Early reaction yesterday included a riposte from Senator John McCain, who is reportedly described in the book's pages as having a "hair-trigger temper" and "a propensity to shift his positions to appeal to the media". The two men famously clashed on policy, with Senator McCain leading calls for increased troop levels that were eventually answered after Mr Rumsfeld's departure with the surge that began in 2007 and led to a turnaround in the war.
"I respect Secretary Rumsfeld. He and I had a very, very strong difference of opinion about the strategy that he was employing in Iraq, which I predicted was doomed to failure," Mr McCain told ABC television. "And thank God he was relieved of his duties and we put the surge in, otherwise we would have had a disastrous defeat in Iraq."
Mr Rumsfeld, who until now has kept clear of the political arena, says he twice offered his resignation to the president after the Abu Ghraib affair, which revealed egregious abuse of Iraqi prisoners by American soldiers in the now-infamous facility. He was twice turned down.
"Abu Ghraib and its follow-on effects, including the continued drum-beat of 'torture' maintained by partisan critics of the war and the president, became a damaging distraction," he says.
"More than anything else I have failed to do, and even amid my pride in the many important things that we did accomplish, I regret that I did not leave at that point."
Returning to the policy-makers, he accuses Ms Rice of failing to tell Mr Bush how things really were, papering over differences of opinion. He also describes the rift between the State Department, led by Mr Powell, and the Pentagon on post-invasion strategy. The former favoured a slow transition towards giving power back to the Iraqis while, under Mr Rumsfeld, the Pentagon wanted to see an interim government set up much faster.
Paul Bremer, who ran occupied Iraq for the first year, apparently did not enjoy Mr Rumsfeld's unfettered admiration. The author faults Mr Bremer for taking steps to delay any transfer of authority back to the Iraqis, saying this "inadvertently stoked nationalist resentments and fanned the embers of what would become the Iraqi insurgency". There are also references to Mr Bremer by-passing Mr Rumsfeld in his dealings with Washington.
Some of the book is dedicated to Guantanamo Bay and the controversies that erupted over the handling by the US of detainees from Iraq and the so-called War on Terror.
He suggests that the White House should have done more to involve Congress in setting new guidelines. "Looking back, I see there are things the administration could have done differently and better with respect to wartime detention," he writes.
As regards the dispute with Mr McCain and others over troop levels in Iraq, Mr Rumsfeld asserts that if the commanders wanted more soldiers they never told him that they did. Even so, he writes, "there may have been times when more troops could have helped".
Mr Rumsfeld's book follows a similar tome by President Bush, in which the former commander-in-chief offered a robust defence of the Iraq war and few mea culpas.
What he said...
... on wartime detainees
2002 "I haven't found a single scrap of any kind of information that suggests that anyone has been treated anything other than humanely."

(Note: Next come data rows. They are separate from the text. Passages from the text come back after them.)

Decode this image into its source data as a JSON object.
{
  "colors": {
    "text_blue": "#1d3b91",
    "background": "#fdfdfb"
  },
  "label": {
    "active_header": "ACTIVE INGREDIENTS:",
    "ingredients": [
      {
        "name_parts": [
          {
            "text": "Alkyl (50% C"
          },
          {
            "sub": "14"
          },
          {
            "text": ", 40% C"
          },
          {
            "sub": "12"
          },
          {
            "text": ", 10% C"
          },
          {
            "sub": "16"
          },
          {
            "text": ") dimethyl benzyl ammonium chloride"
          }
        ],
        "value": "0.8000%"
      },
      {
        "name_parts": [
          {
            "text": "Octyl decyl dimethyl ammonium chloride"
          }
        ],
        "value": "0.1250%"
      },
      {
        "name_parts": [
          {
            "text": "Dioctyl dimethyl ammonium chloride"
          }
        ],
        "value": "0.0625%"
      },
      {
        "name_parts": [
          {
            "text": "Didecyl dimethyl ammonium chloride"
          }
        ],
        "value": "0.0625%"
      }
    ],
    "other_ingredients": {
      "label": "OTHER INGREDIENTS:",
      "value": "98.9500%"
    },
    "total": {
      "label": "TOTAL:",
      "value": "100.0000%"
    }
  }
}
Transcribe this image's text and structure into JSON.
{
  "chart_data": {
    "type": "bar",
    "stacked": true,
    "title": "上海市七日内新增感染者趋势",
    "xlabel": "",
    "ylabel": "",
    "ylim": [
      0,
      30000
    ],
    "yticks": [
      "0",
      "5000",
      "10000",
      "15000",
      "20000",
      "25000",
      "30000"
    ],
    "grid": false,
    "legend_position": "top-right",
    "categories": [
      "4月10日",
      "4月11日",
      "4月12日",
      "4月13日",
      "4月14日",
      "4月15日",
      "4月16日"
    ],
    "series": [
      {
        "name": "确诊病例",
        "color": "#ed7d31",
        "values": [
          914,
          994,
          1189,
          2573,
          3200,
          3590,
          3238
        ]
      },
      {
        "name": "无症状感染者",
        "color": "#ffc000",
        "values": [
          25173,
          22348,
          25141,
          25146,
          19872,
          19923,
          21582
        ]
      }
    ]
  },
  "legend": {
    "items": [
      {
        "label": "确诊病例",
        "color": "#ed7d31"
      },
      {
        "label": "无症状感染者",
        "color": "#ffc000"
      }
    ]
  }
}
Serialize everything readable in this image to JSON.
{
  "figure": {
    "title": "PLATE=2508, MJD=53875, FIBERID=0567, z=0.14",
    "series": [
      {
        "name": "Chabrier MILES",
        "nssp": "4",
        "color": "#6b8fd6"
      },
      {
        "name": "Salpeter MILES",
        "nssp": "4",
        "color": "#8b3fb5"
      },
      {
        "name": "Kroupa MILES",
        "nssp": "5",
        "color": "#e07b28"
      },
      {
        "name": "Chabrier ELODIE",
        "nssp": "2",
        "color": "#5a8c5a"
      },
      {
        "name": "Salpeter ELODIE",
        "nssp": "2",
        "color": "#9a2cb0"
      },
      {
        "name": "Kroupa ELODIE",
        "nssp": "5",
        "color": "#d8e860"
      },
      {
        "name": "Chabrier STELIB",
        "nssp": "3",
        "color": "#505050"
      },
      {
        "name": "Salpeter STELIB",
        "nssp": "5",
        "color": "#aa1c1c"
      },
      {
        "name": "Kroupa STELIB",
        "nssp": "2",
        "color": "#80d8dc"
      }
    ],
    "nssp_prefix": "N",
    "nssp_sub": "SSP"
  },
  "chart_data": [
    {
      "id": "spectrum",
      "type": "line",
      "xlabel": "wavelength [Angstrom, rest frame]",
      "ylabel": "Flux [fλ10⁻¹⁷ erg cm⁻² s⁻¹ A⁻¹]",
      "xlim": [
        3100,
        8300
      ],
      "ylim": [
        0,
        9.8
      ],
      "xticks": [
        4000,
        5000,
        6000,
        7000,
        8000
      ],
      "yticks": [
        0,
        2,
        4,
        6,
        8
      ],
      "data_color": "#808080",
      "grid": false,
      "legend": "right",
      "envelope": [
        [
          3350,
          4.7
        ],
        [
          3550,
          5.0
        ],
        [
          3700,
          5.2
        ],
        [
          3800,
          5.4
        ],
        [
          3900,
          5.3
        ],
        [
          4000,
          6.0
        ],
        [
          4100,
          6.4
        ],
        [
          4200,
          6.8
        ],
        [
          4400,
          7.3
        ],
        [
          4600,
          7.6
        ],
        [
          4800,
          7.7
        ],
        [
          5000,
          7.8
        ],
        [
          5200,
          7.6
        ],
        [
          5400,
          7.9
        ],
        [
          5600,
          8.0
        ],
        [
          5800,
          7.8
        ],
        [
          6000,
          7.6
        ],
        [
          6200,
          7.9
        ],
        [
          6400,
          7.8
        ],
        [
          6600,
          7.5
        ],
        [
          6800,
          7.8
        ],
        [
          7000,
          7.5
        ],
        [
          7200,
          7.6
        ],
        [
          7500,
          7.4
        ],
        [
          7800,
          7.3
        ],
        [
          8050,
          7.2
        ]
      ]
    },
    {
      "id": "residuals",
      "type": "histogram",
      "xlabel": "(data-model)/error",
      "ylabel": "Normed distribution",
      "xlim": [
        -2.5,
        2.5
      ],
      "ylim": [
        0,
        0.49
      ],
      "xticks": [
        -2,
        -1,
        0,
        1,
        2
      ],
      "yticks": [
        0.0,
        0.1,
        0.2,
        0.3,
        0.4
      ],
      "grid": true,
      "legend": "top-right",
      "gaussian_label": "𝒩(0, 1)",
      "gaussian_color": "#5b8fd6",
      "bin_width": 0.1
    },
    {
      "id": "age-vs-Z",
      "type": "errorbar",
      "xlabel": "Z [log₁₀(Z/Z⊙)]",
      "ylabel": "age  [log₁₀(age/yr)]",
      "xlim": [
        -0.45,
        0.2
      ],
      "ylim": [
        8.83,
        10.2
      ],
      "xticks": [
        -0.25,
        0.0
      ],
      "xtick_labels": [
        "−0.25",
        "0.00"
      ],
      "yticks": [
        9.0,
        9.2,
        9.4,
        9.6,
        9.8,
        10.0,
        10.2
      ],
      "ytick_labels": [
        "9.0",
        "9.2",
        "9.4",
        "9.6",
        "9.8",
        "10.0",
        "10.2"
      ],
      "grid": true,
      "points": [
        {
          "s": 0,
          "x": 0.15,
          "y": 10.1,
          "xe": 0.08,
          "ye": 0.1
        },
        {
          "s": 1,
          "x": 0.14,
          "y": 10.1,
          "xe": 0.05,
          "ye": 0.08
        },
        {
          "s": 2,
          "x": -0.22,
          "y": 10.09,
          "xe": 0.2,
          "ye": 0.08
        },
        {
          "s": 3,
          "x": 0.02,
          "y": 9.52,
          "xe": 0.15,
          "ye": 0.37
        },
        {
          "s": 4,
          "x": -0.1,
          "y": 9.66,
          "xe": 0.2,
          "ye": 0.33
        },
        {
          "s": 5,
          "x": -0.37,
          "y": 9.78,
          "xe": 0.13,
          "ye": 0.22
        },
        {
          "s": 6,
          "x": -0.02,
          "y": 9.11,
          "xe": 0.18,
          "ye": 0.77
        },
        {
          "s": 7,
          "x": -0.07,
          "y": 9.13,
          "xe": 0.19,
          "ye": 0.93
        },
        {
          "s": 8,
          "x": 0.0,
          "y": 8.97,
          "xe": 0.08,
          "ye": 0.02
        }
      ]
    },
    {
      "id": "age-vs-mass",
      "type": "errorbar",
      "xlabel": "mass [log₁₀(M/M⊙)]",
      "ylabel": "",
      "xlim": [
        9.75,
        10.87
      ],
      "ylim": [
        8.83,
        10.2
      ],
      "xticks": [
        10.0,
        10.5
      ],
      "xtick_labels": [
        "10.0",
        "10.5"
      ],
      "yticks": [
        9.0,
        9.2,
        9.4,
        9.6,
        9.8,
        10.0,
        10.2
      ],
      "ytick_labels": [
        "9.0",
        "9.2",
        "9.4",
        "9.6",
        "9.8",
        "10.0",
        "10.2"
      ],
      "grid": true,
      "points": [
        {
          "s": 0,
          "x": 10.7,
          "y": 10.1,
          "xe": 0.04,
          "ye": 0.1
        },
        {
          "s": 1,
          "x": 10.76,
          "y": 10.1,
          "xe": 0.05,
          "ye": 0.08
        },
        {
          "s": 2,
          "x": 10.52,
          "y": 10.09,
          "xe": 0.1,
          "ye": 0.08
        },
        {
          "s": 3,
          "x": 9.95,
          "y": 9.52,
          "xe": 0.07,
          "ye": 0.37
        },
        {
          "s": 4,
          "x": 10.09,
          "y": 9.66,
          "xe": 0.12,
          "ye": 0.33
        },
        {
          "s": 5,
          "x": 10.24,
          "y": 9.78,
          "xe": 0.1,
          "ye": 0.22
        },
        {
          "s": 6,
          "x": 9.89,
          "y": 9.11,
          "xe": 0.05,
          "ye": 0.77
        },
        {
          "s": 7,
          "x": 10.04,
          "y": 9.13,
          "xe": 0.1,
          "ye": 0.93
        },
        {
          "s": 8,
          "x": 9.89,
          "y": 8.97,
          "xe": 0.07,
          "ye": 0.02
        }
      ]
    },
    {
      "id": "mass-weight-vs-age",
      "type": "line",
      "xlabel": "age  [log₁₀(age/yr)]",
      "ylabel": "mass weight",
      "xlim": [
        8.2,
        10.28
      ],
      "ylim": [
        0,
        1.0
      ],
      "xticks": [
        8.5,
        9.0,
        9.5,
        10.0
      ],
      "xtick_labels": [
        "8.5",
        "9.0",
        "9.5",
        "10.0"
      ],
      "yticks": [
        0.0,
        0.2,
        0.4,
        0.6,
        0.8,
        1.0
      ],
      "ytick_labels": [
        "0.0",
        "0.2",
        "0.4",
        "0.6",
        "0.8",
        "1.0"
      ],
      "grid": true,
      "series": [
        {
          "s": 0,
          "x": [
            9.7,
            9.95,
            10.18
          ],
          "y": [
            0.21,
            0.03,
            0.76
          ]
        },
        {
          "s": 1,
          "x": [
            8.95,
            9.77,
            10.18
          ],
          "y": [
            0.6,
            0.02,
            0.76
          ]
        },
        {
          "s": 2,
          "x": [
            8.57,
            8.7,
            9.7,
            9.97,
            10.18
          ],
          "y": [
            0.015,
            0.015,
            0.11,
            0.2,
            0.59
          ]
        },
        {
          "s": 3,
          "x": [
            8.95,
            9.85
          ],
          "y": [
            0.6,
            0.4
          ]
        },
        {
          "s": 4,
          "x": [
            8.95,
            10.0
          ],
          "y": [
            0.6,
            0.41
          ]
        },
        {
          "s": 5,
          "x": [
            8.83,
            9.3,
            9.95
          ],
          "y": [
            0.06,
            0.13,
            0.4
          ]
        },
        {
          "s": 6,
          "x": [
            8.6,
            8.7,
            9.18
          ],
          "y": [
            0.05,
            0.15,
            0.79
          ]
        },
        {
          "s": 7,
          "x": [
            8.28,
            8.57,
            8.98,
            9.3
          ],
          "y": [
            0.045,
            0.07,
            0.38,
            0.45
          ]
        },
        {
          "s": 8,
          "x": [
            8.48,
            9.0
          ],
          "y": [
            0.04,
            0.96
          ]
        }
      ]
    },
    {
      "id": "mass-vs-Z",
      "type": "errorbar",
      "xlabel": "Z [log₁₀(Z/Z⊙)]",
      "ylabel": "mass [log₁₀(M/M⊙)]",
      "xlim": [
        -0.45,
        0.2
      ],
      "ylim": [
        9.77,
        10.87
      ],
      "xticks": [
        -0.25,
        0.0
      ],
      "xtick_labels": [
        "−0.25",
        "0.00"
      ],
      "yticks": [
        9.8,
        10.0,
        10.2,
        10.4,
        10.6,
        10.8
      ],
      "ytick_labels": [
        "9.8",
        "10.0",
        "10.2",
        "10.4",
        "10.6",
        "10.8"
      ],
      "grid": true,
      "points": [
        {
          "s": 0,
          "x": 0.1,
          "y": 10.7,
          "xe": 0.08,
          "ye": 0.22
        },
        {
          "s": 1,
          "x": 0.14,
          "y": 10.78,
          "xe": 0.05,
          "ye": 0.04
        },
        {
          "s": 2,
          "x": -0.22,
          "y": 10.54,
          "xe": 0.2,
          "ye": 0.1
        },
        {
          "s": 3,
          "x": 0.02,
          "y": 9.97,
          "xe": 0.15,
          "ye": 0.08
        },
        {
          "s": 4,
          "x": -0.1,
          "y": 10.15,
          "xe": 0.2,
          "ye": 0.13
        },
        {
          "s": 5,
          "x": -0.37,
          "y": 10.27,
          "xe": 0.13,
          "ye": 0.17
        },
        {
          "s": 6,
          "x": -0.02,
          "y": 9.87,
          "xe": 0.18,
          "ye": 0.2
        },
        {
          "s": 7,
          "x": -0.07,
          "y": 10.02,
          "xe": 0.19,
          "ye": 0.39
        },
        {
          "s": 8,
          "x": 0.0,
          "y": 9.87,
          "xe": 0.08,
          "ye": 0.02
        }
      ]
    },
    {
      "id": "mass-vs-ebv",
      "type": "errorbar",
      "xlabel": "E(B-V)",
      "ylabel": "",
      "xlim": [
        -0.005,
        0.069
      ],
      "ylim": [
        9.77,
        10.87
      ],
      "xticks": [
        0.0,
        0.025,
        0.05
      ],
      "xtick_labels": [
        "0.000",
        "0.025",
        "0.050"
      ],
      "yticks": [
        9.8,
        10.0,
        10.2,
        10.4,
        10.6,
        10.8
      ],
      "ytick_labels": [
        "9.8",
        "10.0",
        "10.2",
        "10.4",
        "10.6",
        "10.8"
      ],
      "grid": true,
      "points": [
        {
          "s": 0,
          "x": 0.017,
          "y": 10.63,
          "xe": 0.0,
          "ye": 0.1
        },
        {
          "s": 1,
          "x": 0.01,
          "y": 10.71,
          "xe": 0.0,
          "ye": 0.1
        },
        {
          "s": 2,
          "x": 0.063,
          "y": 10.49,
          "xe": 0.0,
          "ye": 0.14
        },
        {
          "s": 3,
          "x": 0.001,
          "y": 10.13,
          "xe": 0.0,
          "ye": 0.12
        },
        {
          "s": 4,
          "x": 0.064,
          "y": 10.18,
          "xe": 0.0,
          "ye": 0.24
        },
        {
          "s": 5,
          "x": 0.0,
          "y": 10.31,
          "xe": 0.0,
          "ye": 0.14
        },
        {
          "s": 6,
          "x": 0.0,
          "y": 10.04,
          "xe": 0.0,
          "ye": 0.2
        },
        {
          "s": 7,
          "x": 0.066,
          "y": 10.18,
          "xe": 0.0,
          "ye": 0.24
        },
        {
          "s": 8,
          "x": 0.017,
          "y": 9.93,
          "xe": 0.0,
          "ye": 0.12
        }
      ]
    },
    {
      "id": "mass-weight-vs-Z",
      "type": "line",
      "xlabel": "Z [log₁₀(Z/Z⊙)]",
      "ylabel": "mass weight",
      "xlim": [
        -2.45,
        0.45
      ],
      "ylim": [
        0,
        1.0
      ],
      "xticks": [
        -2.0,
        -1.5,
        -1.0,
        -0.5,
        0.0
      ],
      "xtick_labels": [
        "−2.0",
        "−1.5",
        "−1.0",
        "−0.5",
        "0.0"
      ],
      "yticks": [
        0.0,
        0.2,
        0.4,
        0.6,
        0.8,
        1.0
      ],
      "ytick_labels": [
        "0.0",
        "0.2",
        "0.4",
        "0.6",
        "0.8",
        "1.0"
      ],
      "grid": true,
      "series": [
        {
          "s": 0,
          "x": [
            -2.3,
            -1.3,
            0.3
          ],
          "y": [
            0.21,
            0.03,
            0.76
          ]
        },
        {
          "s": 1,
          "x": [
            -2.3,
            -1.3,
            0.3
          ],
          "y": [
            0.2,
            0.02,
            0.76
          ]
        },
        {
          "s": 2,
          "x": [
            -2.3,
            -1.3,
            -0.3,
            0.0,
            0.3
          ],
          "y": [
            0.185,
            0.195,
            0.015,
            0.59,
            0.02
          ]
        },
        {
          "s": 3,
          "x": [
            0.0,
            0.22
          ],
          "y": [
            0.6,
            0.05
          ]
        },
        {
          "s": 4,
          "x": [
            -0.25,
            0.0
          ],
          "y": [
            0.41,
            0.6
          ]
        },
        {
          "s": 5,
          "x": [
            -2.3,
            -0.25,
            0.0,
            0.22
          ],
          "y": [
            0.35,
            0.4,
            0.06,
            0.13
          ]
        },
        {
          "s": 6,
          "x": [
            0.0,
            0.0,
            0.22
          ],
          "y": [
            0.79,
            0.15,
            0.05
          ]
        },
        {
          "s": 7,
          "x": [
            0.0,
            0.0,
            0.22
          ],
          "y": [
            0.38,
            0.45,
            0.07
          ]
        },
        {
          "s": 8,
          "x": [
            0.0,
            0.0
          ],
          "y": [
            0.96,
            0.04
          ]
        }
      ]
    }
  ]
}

Now "Looking back, I see there are things the administration could have done differently and better with respect to wartime detention."
... on President Bush
2003 Rumsfeld praised Bush's "eloquent and unwavering leadership".
Now "[Bush] did not always receive, and may not have insisted on, a timely consideration of options before he made a decision, nor did he always receive effective implementation of decisions he made."
... on tackling looters in Baghdad
2003 "Think what's happened in our cities when we've had riots, and problems, and looting. Stuff happens!"
Now "In retrospect, there may have been times when more troops could have helped."